I modifed the script to check the arp table before it does the ping, http and ssh tests. The gateway (where the monitoring script is running from) doesn't ever lose the arp of the router but it does appear that the router may be losing the arp of the gateway. So whenever I start getting timeouts to the router from the gateway I can just clear the arp table and then it will instantly start working again (forces an arp update).

I am seeing some dropped packets on the router bridged lan interface so maybe some of the arps are getting dropped:

br-lan    Link encap:Ethernet  HWaddr 50:C7:BF:2F:98:1D
          inet addr:192.168.24.10  Bcast:192.168.24.255  Mask:255.255.255.0
          UP BROADCAST RUNNING MULTICAST  MTU:1500  Metric:1
          RX packets:2945 errors:0 dropped:407 overruns:0 frame:0
          TX packets:1232 errors:0 dropped:0 overruns:0 carrier:0
          collisions:0 txqueuelen:1000
          RX bytes:367745 (359.1 KiB)  TX bytes:251950 (246.0 KiB)

The router is constantly asking for arp updates of the gateway (the router is 192.168.24.10 and the gateway of course is 192.168.24.1):

10:12:12.669407 arp who-has 192.168.24.1 tell 192.168.24.10
10:12:12.669426 arp reply 192.168.24.1 is-at 00:0d:b9:50:15:27
10:13:17.789419 arp who-has 192.168.24.1 tell 192.168.24.10
10:13:17.789435 arp reply 192.168.24.1 is-at 00:0d:b9:50:15:27
10:14:23.869469 arp who-has 192.168.24.1 tell 192.168.24.10
10:14:23.869487 arp reply 192.168.24.1 is-at 00:0d:b9:50:15:27
10:15:30.989420 arp who-has 192.168.24.1 tell 192.168.24.10
10:15:30.989463 arp reply 192.168.24.1 is-at 00:0d:b9:50:15:27
10:16:37.149741 arp who-has 192.168.24.1 tell 192.168.24.10
10:16:37.149785 arp reply 192.168.24.1 is-at 00:0d:b9:50:15:27
10:17:41.229843 arp who-has 192.168.24.1 tell 192.168.24.10
10:17:41.229890 arp reply 192.168.24.1 is-at 00:0d:b9:50:15:27

No other instance on the network asks for arps even close to that frequently. Most of the other instances keep its arp for around 20 minutes or so before they re-arp. I looked at the busybox man page for arp and it looks like I should be able to force it but neither arp -s or arp -d (to try and delete an entry) seemed to be working for me. Can someone else see how often their openwrt router asks for arp updates of their gateway?
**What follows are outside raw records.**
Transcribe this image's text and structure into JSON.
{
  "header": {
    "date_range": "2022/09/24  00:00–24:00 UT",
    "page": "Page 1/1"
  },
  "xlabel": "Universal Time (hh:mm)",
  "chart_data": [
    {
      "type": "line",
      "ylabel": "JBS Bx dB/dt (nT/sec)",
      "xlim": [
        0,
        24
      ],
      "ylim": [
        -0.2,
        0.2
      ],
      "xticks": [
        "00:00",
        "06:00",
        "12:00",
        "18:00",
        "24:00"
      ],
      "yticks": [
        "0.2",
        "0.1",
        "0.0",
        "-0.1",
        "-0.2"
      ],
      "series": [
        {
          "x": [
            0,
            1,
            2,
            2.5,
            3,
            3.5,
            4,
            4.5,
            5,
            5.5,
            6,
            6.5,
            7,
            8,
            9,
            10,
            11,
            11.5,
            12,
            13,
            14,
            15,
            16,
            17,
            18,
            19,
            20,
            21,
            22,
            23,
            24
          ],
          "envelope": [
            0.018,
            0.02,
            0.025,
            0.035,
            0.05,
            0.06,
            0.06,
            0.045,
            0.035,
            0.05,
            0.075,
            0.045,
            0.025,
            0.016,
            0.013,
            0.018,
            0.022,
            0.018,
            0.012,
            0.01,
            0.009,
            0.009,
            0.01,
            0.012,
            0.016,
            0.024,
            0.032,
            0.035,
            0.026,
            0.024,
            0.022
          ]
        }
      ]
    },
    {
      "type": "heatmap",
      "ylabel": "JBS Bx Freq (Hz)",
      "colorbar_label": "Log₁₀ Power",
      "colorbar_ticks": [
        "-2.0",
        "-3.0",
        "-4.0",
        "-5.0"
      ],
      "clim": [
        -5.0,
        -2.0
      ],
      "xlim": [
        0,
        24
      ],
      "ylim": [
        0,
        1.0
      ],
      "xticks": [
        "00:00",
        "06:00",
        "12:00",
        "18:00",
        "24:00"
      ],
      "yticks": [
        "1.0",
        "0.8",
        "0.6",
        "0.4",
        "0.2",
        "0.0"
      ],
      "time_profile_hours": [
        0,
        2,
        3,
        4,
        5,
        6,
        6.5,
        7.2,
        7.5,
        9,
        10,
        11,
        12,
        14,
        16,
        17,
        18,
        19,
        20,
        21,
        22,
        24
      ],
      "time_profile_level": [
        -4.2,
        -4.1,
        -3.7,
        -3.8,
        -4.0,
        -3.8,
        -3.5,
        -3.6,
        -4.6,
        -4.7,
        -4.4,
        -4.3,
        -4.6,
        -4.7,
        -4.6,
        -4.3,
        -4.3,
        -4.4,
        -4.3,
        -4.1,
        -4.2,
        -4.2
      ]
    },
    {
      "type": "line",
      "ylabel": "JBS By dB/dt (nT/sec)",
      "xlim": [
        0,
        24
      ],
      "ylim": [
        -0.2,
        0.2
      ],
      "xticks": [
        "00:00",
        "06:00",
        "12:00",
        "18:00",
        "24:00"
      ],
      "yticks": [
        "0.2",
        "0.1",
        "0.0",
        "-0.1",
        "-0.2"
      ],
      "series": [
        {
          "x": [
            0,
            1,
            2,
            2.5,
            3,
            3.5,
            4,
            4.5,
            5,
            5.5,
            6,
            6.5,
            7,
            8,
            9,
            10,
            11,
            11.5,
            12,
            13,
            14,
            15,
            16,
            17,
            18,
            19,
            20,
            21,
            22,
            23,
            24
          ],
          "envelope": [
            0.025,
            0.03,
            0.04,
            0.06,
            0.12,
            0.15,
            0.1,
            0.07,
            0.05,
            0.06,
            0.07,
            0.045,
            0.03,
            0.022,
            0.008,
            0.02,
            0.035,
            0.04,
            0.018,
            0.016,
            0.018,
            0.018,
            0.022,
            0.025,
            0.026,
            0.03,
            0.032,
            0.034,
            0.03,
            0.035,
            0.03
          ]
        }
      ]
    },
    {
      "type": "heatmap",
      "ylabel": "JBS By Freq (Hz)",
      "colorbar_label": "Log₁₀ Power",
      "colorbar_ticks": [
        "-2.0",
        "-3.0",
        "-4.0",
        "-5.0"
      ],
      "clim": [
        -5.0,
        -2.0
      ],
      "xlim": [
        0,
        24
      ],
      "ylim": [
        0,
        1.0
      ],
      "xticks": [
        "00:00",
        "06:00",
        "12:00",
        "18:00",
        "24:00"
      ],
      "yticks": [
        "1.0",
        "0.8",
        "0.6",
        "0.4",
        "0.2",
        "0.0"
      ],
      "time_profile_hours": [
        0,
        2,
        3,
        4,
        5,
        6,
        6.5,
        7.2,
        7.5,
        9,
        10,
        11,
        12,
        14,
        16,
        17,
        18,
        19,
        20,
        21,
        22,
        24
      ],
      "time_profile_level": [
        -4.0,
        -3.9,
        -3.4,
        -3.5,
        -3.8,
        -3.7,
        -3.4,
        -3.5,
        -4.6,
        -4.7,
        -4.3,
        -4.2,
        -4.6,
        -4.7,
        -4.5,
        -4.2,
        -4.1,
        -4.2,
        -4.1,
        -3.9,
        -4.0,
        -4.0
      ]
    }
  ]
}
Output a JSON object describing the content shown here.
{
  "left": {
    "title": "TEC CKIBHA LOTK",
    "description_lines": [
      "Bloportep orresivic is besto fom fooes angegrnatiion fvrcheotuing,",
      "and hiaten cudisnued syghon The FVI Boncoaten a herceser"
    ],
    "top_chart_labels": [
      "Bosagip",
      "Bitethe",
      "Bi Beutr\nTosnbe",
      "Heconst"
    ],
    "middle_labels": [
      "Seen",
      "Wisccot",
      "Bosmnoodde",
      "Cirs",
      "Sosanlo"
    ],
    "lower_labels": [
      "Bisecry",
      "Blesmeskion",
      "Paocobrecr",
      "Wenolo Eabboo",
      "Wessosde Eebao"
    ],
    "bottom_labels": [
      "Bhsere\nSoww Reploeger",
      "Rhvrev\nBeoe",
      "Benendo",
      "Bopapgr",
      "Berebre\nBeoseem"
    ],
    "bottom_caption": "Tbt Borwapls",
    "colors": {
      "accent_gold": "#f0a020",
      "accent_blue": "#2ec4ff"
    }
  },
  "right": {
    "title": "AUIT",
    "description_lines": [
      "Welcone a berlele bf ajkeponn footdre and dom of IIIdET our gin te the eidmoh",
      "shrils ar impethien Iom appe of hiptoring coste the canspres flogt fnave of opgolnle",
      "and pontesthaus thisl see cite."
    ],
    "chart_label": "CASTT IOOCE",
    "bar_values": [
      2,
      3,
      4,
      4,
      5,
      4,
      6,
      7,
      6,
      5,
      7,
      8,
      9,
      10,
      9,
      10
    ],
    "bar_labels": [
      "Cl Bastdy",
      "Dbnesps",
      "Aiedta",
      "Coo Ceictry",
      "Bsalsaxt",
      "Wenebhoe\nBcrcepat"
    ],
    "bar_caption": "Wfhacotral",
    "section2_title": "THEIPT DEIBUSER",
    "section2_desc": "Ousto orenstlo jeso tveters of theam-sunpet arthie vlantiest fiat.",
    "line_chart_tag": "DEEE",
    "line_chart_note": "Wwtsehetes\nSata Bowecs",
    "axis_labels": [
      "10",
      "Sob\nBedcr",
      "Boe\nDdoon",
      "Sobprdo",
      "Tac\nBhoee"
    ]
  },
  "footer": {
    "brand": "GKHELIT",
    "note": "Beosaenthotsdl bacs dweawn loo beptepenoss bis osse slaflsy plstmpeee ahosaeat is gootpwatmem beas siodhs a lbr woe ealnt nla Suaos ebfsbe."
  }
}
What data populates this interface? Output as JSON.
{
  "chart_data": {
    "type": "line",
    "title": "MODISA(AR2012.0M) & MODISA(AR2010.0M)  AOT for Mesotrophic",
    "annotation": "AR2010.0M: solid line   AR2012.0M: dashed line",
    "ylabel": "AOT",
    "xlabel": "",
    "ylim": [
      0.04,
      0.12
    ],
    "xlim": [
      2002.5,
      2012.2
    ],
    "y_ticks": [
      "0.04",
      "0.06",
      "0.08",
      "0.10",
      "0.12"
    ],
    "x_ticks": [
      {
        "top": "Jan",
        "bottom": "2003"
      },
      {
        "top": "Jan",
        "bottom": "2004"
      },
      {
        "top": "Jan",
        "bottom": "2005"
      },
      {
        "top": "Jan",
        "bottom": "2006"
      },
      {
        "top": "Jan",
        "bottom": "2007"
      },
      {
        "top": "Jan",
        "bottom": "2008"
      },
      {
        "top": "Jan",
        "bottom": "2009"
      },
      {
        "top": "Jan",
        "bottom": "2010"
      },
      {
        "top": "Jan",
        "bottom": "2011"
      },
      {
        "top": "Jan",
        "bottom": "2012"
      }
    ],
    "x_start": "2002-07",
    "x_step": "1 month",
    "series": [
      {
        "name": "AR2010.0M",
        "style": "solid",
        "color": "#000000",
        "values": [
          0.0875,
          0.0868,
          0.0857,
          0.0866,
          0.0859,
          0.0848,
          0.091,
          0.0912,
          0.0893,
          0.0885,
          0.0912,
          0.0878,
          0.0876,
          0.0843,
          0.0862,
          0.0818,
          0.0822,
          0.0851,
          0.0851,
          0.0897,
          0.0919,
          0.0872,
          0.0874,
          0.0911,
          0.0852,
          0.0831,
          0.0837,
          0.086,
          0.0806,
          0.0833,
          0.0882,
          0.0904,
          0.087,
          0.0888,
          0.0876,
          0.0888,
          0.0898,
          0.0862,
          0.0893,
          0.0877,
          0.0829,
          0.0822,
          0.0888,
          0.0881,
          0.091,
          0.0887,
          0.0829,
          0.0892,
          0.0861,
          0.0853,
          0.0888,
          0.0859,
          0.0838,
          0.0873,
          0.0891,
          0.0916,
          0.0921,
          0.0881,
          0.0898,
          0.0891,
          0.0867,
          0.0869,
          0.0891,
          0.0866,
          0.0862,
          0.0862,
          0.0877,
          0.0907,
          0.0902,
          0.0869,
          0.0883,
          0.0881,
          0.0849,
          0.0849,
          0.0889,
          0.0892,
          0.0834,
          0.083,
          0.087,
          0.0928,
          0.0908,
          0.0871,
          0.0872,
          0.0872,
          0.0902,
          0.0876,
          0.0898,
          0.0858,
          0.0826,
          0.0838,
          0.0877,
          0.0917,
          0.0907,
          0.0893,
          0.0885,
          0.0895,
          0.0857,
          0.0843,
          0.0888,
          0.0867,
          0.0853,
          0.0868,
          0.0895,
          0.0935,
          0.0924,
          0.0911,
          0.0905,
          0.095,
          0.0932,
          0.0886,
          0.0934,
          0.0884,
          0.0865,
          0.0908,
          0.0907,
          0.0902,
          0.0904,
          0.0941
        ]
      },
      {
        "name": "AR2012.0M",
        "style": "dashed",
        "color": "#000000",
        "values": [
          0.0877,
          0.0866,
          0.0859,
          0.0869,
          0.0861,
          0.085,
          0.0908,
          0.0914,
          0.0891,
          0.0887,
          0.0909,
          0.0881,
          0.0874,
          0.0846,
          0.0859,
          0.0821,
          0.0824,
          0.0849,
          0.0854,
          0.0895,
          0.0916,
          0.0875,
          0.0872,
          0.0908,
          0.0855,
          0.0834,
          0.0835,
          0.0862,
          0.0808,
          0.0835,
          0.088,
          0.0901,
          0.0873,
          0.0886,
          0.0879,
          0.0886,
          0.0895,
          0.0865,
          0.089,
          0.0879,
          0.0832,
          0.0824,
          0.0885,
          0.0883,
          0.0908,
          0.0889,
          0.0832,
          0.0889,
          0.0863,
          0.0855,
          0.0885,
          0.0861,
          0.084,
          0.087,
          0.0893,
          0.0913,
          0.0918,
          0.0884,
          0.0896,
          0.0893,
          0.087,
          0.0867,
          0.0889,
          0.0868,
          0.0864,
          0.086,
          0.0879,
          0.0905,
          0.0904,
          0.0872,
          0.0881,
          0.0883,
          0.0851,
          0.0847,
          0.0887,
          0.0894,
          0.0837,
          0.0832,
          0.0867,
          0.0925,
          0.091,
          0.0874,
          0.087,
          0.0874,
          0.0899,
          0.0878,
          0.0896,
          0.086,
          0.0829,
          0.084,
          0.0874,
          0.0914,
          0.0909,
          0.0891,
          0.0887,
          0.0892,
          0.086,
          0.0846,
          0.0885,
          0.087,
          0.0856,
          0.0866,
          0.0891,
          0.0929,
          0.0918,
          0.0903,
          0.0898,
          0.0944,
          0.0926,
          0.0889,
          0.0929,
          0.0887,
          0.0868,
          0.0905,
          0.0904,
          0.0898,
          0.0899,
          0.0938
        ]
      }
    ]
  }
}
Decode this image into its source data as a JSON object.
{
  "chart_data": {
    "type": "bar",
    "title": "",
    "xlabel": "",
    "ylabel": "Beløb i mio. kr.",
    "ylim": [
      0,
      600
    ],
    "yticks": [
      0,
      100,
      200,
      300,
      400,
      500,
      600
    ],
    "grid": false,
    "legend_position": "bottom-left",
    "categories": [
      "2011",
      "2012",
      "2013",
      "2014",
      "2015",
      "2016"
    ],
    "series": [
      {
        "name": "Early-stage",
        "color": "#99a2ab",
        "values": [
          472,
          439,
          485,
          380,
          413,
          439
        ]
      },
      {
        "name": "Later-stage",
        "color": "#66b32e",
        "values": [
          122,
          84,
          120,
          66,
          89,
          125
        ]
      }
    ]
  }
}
My /etc/config/network is pretty straightforward:

config interface 'lan'
        option type 'bridge'
        option ifname 'eth1.1'
        option proto 'static'
        option ipaddr '192.168.24.10'
        option netmask '255.255.255.0'
        option delegate '0'
        option gateway '192.168.24.1'
        option broadcast '192.168.24.255'
        option dns '192.168.24.1'

config switch
        option name 'switch0'
        option reset '1'
        option enable_vlan '1'

config switch_vlan
        option device 'switch0'
        option vlan '1'
        option ports '1 2 3 4 0t'

So I now know exactly what is happening, I just don't know why.